Essa empreitada, que tem sido levada adiante pelos mais combativos movimentos sociais em defesa dos direitos das mulheres, também foi assumida pelo IBCCRIM, que promove desde 2009 o projeto Maria Maria, em parceria com a União de Mulheres de São Paulo. O projeto consiste na consolidação de uma rede sustentável de conhecimento sobre os direitos das mulheres, com ênfase nos aspectos protetivos da Lei Maria da Penha. Pelo curso já passaram promotoras legais populares, lideranças comunitárias, estudantes de diversas áreas e profissionais dos Centros Integrados de Cidadania e de outros órgãos que compõem a rede de serviços, sendo muito maior o número de pessoas beneficiadas pela ação multiplicadora do grupo de participantes do curso. Assim, não é casual que a verdadeira interface hoje do IBCCRIM com os movimentos sociais se dê por meio de uma atuação nessa seara, do combate à violência contra a mulher.

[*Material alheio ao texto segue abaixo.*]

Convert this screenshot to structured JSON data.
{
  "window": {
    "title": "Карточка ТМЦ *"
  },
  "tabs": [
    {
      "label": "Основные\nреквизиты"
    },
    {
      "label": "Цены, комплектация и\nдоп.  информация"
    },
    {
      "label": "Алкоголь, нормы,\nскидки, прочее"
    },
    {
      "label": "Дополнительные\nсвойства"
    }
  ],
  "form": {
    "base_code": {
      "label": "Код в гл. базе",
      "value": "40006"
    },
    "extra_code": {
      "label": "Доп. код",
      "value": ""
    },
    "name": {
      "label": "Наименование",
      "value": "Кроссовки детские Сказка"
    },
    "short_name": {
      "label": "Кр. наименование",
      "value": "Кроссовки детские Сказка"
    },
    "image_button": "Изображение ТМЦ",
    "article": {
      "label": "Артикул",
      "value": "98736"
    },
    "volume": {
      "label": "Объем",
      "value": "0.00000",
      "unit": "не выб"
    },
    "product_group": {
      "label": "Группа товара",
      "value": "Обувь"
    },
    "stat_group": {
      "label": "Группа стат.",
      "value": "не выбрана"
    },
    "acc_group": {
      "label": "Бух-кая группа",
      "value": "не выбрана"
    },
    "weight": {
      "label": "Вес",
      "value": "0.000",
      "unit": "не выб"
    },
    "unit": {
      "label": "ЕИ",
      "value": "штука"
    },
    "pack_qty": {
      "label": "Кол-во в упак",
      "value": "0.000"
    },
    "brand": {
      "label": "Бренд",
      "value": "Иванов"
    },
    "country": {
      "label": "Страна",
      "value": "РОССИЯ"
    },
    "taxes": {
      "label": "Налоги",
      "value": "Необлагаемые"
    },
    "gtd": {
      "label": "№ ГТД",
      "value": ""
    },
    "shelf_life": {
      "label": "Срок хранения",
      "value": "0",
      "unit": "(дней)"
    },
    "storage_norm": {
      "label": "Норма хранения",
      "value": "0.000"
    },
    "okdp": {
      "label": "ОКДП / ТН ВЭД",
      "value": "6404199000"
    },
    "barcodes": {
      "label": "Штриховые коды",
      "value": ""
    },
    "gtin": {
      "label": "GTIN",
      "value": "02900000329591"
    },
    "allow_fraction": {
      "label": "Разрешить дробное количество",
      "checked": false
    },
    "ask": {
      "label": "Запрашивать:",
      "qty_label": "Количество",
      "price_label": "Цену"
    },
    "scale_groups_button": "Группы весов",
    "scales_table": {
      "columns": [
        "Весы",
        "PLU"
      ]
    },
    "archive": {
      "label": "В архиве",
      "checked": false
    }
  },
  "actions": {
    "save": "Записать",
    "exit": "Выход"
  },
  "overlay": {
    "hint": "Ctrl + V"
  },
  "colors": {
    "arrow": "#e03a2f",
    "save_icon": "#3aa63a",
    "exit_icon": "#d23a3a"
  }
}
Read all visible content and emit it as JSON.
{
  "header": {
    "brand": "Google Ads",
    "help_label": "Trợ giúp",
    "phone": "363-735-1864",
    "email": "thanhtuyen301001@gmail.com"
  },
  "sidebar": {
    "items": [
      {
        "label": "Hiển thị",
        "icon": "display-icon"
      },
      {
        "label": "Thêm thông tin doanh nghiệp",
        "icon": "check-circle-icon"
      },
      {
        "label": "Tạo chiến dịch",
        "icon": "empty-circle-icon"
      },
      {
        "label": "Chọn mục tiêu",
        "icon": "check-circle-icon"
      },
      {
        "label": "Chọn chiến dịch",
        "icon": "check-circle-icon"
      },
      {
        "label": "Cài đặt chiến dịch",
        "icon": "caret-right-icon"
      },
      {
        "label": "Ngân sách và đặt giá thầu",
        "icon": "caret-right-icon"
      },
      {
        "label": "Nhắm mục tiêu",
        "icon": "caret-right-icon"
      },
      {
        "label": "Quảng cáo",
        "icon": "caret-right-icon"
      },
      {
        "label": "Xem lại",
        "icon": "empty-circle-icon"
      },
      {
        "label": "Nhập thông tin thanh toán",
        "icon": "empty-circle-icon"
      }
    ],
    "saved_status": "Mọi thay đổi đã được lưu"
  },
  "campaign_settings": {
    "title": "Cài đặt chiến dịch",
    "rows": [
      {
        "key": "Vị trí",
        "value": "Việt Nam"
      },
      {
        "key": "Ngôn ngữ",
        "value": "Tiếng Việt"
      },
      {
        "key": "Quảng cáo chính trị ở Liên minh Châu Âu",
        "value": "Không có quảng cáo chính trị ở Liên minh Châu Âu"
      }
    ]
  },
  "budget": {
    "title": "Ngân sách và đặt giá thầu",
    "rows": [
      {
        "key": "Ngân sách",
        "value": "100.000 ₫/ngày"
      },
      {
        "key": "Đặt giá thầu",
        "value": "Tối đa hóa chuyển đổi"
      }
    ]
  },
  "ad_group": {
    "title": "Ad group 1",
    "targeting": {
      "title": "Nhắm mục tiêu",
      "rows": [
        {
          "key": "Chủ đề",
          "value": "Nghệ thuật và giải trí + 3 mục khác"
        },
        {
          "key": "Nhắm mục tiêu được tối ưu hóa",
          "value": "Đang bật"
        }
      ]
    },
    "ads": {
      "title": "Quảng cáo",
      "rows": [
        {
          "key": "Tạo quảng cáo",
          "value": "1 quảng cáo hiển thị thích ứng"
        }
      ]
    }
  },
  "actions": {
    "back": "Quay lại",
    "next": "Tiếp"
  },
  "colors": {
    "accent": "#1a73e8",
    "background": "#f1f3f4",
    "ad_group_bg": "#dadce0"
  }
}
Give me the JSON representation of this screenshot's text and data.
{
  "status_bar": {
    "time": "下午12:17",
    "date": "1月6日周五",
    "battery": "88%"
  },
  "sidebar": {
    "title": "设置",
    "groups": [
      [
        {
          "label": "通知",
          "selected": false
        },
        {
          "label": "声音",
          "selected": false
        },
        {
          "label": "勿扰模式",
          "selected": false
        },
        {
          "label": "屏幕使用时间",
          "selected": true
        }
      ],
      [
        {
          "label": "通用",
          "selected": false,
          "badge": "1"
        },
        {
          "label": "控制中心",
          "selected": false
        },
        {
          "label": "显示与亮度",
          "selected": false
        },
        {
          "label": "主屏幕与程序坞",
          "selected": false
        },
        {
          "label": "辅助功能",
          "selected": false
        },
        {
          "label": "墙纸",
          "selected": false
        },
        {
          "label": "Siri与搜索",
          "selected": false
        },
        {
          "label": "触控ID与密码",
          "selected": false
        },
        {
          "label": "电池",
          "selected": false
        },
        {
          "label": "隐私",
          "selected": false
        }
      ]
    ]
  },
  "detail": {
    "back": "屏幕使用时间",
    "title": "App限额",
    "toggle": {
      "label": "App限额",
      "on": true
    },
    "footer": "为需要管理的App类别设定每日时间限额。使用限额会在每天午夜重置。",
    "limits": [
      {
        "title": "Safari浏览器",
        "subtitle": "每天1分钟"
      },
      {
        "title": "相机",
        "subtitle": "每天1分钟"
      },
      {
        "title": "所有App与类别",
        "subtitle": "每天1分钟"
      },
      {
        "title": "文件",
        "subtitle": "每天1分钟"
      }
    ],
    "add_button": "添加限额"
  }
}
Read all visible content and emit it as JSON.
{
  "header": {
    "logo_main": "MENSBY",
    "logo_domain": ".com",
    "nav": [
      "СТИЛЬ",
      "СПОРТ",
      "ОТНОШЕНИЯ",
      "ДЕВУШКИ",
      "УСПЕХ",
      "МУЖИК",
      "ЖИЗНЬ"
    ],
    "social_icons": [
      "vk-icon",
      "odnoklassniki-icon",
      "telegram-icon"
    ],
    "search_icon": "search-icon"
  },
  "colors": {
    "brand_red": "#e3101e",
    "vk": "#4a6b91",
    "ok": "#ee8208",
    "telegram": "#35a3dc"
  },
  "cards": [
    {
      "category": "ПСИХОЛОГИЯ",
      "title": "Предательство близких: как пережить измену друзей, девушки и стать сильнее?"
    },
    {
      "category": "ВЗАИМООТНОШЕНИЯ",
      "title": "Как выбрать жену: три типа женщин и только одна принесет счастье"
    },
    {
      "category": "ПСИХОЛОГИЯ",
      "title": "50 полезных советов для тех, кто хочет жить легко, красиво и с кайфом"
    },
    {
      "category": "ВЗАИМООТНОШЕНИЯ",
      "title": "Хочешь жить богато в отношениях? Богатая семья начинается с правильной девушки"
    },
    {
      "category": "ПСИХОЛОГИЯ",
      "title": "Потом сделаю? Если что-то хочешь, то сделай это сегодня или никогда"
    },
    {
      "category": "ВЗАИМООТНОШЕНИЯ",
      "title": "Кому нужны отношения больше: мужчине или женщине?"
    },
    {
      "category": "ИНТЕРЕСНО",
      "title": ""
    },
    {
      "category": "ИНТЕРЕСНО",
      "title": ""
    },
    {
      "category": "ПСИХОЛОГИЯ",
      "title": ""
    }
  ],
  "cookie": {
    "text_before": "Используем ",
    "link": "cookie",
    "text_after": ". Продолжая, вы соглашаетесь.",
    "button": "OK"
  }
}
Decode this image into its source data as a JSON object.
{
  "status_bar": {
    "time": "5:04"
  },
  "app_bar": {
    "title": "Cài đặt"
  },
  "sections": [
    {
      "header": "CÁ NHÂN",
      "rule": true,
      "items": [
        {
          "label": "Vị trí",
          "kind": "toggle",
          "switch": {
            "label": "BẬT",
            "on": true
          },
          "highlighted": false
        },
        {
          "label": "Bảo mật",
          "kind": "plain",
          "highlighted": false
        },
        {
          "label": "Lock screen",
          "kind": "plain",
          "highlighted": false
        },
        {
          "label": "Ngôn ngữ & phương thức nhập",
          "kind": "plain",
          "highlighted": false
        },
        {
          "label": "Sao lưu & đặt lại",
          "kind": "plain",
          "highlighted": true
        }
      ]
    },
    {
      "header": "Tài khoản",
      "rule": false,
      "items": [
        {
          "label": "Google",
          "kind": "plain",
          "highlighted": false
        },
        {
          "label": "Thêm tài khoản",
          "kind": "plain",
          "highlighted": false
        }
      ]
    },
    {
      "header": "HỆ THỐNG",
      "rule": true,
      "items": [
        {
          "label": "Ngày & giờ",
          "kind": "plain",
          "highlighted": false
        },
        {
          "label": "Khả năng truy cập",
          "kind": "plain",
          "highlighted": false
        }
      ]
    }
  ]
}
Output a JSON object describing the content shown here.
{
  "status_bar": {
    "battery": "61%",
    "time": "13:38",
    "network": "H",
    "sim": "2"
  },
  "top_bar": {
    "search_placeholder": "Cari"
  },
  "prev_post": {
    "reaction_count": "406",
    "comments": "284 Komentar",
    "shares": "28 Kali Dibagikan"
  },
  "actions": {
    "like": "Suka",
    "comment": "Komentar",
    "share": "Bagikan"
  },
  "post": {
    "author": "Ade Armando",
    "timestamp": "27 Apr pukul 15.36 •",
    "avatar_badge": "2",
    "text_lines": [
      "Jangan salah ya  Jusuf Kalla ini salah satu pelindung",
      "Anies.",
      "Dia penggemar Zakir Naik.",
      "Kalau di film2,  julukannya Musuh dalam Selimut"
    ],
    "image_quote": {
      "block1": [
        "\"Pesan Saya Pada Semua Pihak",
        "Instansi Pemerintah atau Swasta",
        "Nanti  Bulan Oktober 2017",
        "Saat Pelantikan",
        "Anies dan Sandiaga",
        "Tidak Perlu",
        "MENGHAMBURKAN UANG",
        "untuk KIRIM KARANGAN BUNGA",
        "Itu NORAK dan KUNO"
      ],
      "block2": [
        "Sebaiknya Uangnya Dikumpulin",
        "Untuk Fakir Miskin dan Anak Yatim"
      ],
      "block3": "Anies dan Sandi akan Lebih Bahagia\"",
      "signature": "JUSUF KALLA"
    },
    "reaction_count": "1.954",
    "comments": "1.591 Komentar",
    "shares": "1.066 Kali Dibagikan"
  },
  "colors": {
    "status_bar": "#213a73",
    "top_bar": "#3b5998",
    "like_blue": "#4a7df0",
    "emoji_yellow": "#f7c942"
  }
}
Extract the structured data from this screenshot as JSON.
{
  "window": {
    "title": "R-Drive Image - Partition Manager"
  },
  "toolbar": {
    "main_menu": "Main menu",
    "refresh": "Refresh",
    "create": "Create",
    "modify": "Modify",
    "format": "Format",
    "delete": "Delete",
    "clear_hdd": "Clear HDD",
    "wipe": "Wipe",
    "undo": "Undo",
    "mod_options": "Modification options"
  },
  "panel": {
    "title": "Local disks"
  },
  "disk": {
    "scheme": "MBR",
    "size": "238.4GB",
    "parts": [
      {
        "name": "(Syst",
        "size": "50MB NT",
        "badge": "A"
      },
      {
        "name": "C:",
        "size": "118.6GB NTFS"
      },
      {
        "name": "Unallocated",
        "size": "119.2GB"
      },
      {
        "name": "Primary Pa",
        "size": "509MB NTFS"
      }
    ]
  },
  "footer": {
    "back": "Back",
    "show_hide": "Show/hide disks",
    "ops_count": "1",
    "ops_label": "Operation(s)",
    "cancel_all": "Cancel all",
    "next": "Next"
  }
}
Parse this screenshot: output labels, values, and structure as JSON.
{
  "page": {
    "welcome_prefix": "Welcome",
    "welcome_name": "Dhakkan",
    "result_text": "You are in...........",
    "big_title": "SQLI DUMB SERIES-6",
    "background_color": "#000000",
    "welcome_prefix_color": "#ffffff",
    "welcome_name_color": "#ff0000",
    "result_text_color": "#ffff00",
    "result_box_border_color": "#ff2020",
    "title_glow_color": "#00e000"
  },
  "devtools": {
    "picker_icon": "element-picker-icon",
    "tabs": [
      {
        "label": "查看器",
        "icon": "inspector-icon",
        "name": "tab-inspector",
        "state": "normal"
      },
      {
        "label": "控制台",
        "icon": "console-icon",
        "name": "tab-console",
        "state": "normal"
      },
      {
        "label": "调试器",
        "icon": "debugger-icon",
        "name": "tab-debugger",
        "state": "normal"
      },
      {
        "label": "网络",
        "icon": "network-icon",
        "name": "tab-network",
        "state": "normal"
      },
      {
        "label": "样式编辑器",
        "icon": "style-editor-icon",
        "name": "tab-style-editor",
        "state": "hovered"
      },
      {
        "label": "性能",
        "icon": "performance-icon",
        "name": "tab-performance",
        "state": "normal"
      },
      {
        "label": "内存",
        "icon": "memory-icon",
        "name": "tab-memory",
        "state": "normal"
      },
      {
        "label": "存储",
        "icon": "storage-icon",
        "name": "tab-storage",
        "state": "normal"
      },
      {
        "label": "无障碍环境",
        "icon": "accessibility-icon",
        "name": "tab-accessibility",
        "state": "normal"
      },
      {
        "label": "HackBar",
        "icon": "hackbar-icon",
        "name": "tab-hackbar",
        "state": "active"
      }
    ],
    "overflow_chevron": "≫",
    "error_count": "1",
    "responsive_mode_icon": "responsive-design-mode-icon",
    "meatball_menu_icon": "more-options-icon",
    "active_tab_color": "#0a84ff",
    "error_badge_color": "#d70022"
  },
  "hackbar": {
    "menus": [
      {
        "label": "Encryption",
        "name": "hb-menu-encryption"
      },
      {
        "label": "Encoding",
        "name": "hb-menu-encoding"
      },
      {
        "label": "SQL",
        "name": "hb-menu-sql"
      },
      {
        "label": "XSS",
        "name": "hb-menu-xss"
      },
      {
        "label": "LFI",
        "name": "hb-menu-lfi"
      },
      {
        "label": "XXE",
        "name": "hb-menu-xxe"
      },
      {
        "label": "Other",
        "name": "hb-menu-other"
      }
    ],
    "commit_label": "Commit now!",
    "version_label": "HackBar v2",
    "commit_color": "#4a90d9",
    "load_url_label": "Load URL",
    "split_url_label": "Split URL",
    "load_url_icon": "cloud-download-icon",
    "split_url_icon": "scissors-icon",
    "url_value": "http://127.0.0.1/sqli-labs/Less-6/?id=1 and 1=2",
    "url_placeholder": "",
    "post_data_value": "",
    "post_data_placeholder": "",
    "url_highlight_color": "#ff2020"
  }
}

A perseverança na luta pelos direitos das mulheres, rumo à construção de uma sociedade mais igualitária, justa e democrática – eis o projeto do IBCCRIM.

Alessandra Teixeira
Doutora em Sociologia (FFLCH-USP).
Presidente da Comissão Especial do Sistema Prisional do IBCCRIM.

Fernanda Matsuda
Doutoranda em Sociologia (FFLCH-USP).
Coordenadora-Chefe do Núcleo de Pesquisas do IBCCRIM.